WANA, April 2: Religious leaders here on Monday declared ‘jihad’ against Uzbek militants as local tribesmen and militant commanders continued to face stiff resistance from them.
The call came at a jirga of the Zallikhel and Tojikhel clans of the predominant Ahmadzai Wazir tribe at a playground in the administrative headquarters of South Waziristan. Hundreds of tribal elders and leaders representing the sub-clans of the tribe attended the jirga.
The Zallikhels had nominated a fellow tribesman, Nasib Khan, to raise a tribal force of volunteers in support of militant commander Maulvi Nazir to flush out Uzbek militants and their local collaborators from the region.On Sunday, local militants had made public announcements urging people to wage a ‘jihad’ against Uzbeks.
The jirga urged locals to shoot any Uzbek militants they came across. Rough estimates put the number of Uzbek militants in South Waziristan at a little over 1,000.
Official sources said two men were killed and two others wounded when militant groups supporting and opposing the Uzbeks clashed on Monday near a checkpoint.
An official acknowledged that the Uzbeks appeared to have received material support that had given them a shot in the arm in the face of prevailing public hostility against them.
“They have received some support, material support, I don’t know from where,” the official said.“They did not have Kalakovs until recently. They have Kalakovs now,” he said, adding that the locals were finding it hard to dislodge them from a strategic hilltop bunker in Shin Warsak near Wana.

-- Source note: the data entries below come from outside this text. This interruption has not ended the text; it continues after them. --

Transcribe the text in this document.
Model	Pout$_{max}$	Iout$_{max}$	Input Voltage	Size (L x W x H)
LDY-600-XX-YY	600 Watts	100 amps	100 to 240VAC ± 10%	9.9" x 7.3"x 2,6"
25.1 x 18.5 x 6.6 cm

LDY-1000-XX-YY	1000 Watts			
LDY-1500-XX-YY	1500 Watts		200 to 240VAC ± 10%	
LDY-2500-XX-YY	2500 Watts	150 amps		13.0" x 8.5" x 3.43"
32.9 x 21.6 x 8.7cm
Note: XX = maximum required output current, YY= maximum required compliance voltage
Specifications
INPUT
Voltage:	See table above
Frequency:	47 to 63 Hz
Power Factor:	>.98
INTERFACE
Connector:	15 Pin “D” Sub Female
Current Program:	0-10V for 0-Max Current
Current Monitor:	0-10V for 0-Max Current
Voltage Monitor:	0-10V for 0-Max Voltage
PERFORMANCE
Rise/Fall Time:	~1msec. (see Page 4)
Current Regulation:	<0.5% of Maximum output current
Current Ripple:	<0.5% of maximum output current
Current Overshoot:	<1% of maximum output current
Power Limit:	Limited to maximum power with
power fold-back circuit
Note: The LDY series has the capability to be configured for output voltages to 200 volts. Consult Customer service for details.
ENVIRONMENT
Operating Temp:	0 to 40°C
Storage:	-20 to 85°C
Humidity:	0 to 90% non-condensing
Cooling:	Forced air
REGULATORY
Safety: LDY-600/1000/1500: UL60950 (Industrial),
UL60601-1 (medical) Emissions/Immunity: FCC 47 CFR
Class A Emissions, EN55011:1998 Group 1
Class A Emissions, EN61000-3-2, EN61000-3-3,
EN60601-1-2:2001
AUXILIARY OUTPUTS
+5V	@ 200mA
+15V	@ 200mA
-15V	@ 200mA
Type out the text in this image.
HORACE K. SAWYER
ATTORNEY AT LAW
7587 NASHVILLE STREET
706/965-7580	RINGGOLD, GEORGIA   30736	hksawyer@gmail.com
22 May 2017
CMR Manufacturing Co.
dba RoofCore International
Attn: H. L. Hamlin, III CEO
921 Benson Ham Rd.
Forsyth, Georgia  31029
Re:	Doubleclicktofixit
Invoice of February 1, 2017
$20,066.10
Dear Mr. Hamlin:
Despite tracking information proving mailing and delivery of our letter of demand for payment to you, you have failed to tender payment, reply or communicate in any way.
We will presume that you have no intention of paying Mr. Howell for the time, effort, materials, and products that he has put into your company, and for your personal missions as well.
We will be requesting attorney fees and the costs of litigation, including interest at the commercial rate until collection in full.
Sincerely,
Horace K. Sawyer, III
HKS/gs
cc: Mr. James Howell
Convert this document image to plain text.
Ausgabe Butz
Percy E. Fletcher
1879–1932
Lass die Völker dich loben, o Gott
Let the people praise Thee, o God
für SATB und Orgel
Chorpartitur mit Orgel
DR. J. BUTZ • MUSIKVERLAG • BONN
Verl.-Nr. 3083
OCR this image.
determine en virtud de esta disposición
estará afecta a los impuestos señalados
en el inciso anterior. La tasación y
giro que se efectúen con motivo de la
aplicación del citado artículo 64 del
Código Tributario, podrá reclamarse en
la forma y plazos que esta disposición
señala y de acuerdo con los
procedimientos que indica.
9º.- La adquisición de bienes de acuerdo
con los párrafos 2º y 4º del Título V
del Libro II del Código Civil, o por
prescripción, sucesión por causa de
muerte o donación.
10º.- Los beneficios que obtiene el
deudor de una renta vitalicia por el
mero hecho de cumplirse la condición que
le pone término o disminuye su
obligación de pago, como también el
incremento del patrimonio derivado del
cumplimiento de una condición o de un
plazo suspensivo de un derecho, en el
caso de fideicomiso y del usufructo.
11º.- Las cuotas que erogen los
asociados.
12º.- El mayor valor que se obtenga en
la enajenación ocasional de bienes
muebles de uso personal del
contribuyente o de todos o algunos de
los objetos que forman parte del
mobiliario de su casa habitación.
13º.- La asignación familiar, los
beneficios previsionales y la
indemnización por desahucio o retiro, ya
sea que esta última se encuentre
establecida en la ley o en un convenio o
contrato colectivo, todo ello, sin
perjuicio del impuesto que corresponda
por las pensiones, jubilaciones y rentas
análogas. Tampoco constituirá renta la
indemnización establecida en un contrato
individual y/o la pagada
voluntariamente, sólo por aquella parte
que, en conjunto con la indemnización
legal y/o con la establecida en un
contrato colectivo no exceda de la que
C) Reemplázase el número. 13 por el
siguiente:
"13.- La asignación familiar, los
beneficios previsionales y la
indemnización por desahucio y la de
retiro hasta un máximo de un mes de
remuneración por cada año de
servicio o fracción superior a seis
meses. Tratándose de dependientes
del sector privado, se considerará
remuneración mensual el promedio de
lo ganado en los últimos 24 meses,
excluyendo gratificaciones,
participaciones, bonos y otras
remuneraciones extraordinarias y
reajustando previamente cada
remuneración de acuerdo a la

The bunker was thought to have fallen to the local militants opposed to the Uzbeks last week following a barrage of artillery fire by the military garrisoned in Zari Noor army brigade headquarters.
But sources said that the fortified bunker built by the military remained intact despite artillery fire. “The artillery did not really have any effect,” they said. But they were confident that given time the local tribesmen and their armed militant supporters would be able to evict the Uzbeks from the region.
Asked whether the government or the military needed to come out more openly in support of the local tribesmen and militant commanders to enable them to evict the Uzbek militants, the sources said: “Support or no support, the Uzbeks will have to leave. It’s only a matter of time.”
The sources, however, said the Frontier Corps personnel manning the checkpoints in the region were turning a blind eye to Uzbek militants and the militant commanders supporting them.
They said the militants led by pro-Uzbek local commander Javed Karmazkhel were able to pass the checkpoints to clash with commander Nazir’s men.
A jirga of the Tojikhel sub-clan is meeting again on Tuesday to decide how to support the campaign to flush out Uzbek militants, sources said.
Monday’s jirga decided that those who provided support to foreign militants would be punished in accordance with the local customs and traditions.
A laskhar was authorised to demolish homes of supporters of the Uzbek militants, impose Rs1 million fine on them and expel them from the area with their families.
Sources said foreign militants had killed an uncle and brother of a local reporter working for a regional newspaper in Kaza Panga area and kidnapped his three relatives on Saturday. The journalist’s family also killed three attackers.
They said the journalist, Din Mohammad, was close to Maulvi Nazir and he had facilitated a team of journalists to meet two militant commanders opposed to the Uzbeks in Wana last week.